Another good observation (randomly selected) is that we shouldn’t fetishize (in Marx’s sense) “investment” or think of capitalists as doing some great service to humanity when they invest their money in projects that happen to have constructive uses. “It is necessary to reevaluate the much glorified notion of ‘European capital’ as having been invested in colonial Africa and Asia. The money available for investment was itself the consequence of the previous robbery of workers and peasants in Europe and the world at large. In Africa’s case, the capital that was invested in nineteenth-century commerce was part of the capital that had been derived from the trade in slaves.”
Apologists for colonialism sometimes argue that, despite all its evils, it was at least responsible for modernizing Africa. Not true. “The most convincing evidence as to the superficiality of the talk about colonialism having ‘modernized’ Africa is the fact that the vast majority of Africans went into colonialism with a hoe and came out with a hoe.” Colonialism thus failed to change the technology of agricultural production. More generally, it failed to properly industrialize Africa. When indigenous industries did start to sprout, governments quickly blocked them on behalf of metropolitan industrialists. “Groundnut-oil mills were set up in Senegal in 1927 and began exports to France. They were soon placed under restrictions because of protests of oil-millers in France. Similarly in Nigeria, the oil mills set up by Lebanese were discouraged.” Africa was useful to the metropoles only as a source of raw materials. Skilled labor was, by and large, not allowed to develop.

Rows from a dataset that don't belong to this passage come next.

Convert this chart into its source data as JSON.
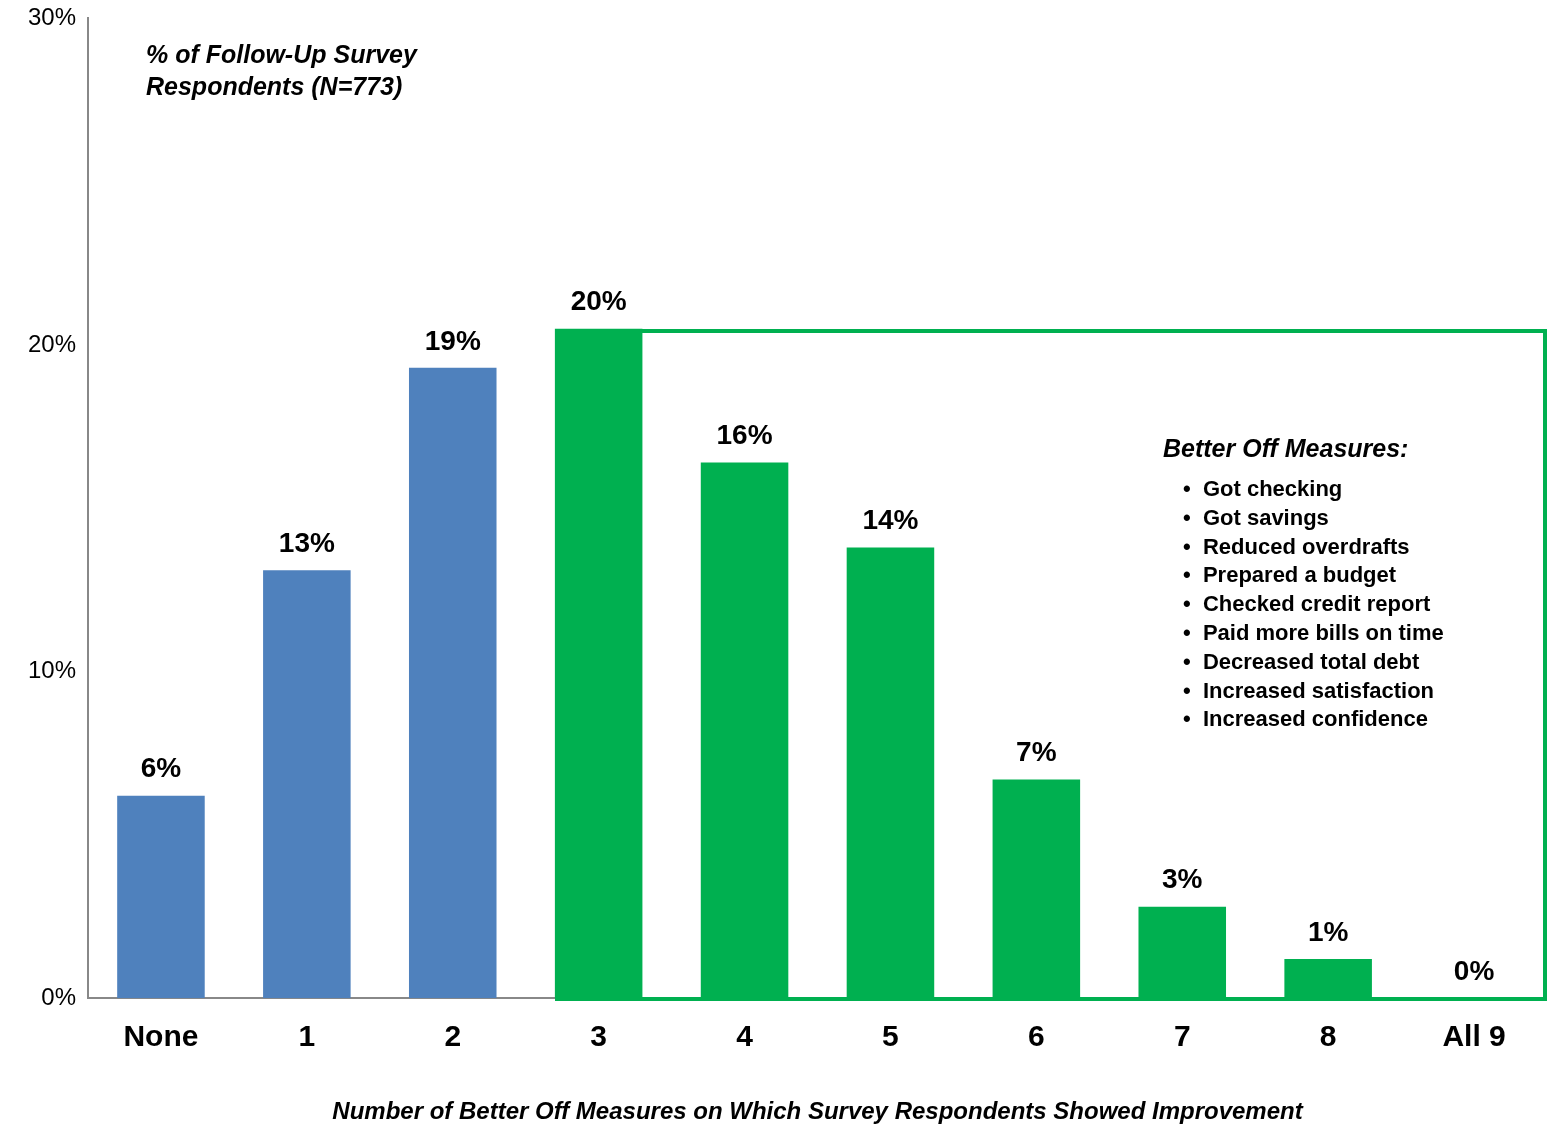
{
  "chart_data": {
    "type": "bar",
    "ylabel": "% of Follow-Up Survey Respondents (N=773)",
    "xlabel": "Number of Better Off Measures on Which Survey Respondents Showed Improvement",
    "categories": [
      "None",
      "1",
      "2",
      "3",
      "4",
      "5",
      "6",
      "7",
      "8",
      "All 9"
    ],
    "values": [
      6.2,
      13.1,
      19.3,
      20.5,
      16.4,
      13.8,
      6.7,
      2.8,
      1.2,
      0
    ],
    "colors": [
      "#4f81bd",
      "#4f81bd",
      "#4f81bd",
      "#00b050",
      "#00b050",
      "#00b050",
      "#00b050",
      "#00b050",
      "#00b050",
      "#00b050"
    ],
    "value_labels": [
      "6%",
      "13%",
      "19%",
      "20%",
      "16%",
      "14%",
      "7%",
      "3%",
      "1%",
      "0%"
    ],
    "ylim": [
      0,
      30
    ],
    "yticks": [
      {
        "value": 0,
        "label": "0%"
      },
      {
        "value": 10,
        "label": "10%"
      },
      {
        "value": 20,
        "label": "20%"
      },
      {
        "value": 30,
        "label": "30%"
      }
    ],
    "grid": false,
    "legend": false,
    "annotations": [
      "Better Off Measures:",
      "•  Got checking",
      "•  Got savings",
      "•  Reduced overdrafts",
      "•  Prepared a budget",
      "•  Checked credit report",
      "•  Paid more bills on time",
      "•  Decreased total debt",
      "•  Increased satisfaction",
      "•  Increased confidence"
    ]
  }
}
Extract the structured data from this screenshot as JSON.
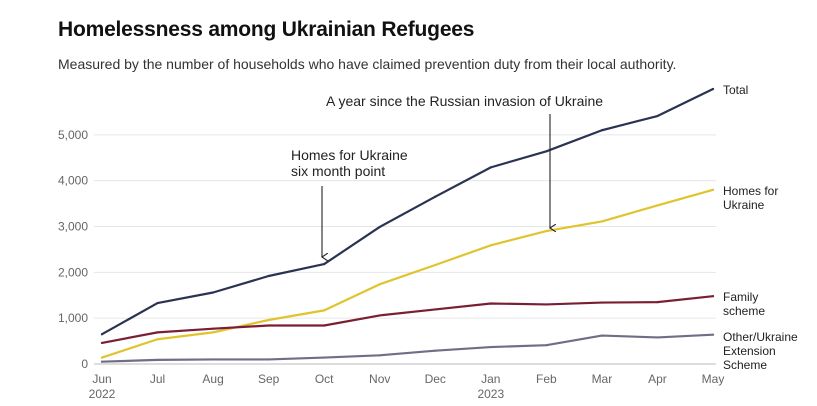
{
  "title": "Homelessness among Ukrainian Refugees",
  "subtitle": "Measured by the number of households who have claimed prevention duty from their local authority.",
  "chart_data": {
    "type": "line",
    "title": "Homelessness among Ukrainian Refugees",
    "subtitle": "Measured by the number of households who have claimed prevention duty from their local authority.",
    "x": [
      "Jun",
      "Jul",
      "Aug",
      "Sep",
      "Oct",
      "Nov",
      "Dec",
      "Jan",
      "Feb",
      "Mar",
      "Apr",
      "May"
    ],
    "x_year_labels": {
      "0": "2022",
      "7": "2023"
    },
    "ylim": [
      0,
      6000
    ],
    "yticks": [
      0,
      1000,
      2000,
      3000,
      4000,
      5000
    ],
    "ytick_labels": [
      "0",
      "1,000",
      "2,000",
      "3,000",
      "4,000",
      "5,000"
    ],
    "grid": "horizontal",
    "series": [
      {
        "name": "Total",
        "color": "#2b3352",
        "values": [
          650,
          1330,
          1560,
          1920,
          2180,
          2990,
          3650,
          4290,
          4640,
          5100,
          5410,
          6000
        ]
      },
      {
        "name": "Homes for Ukraine",
        "color": "#e0c32d",
        "values": [
          140,
          540,
          690,
          960,
          1170,
          1740,
          2160,
          2590,
          2900,
          3110,
          3460,
          3800
        ]
      },
      {
        "name": "Family scheme",
        "color": "#7a1f33",
        "values": [
          460,
          690,
          770,
          840,
          840,
          1060,
          1190,
          1320,
          1300,
          1340,
          1350,
          1480
        ]
      },
      {
        "name": "Other/Ukraine Extension Scheme",
        "color": "#6e6f85",
        "values": [
          50,
          90,
          100,
          100,
          140,
          190,
          290,
          370,
          410,
          620,
          580,
          640
        ]
      }
    ],
    "series_labels": [
      {
        "lines": [
          "Total"
        ]
      },
      {
        "lines": [
          "Homes for",
          "Ukraine"
        ]
      },
      {
        "lines": [
          "Family",
          "scheme"
        ]
      },
      {
        "lines": [
          "Other/Ukraine",
          "Extension",
          "Scheme"
        ]
      }
    ],
    "annotations": [
      {
        "lines": [
          "Homes for Ukraine",
          "six month point"
        ],
        "x": "Oct",
        "series": "Total"
      },
      {
        "lines": [
          "A year since the Russian invasion of Ukraine"
        ],
        "x": "Feb",
        "series": "Homes for Ukraine"
      }
    ]
  }
}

Another obvious example of colonialism’s destructive impact on Africa was the phenomenon of “monoculture.” “The term ‘monoculture’ is used to describe those colonial economies which were centered around a single crop. Liberia (in the agricultural sector) was a monoculture dependent on rubber, Gold Coast on cocoa, Dahomey and southeast Nigeria on palm produce, Sudan on cotton, Tanganyika on sisal, and Uganda on cotton. In Senegal and Gambia, groundnuts accounted for 85 to 90 percent of money earnings. In effect, two African colonies were told to grow nothing but peanuts!” The disadvantages of monoculture, which at times became lethal to millions of people, are self-evident. (Utter dependence on metropoles, the risk of disease spreading across a country’s one crop, price fluctuations that left farmers helpless, a lack of agricultural diversification resulting in malnutrition and disease, etc.)
“The factor of dependency made its impact felt in every aspect of the life of the colonies, and it can be regarded as the crowning vice among the negative social, political, and economic consequences of colonialism in Africa, being primarily responsible for the perpetuation of the colonial relationship into the epoch that is called neo-colonialism.”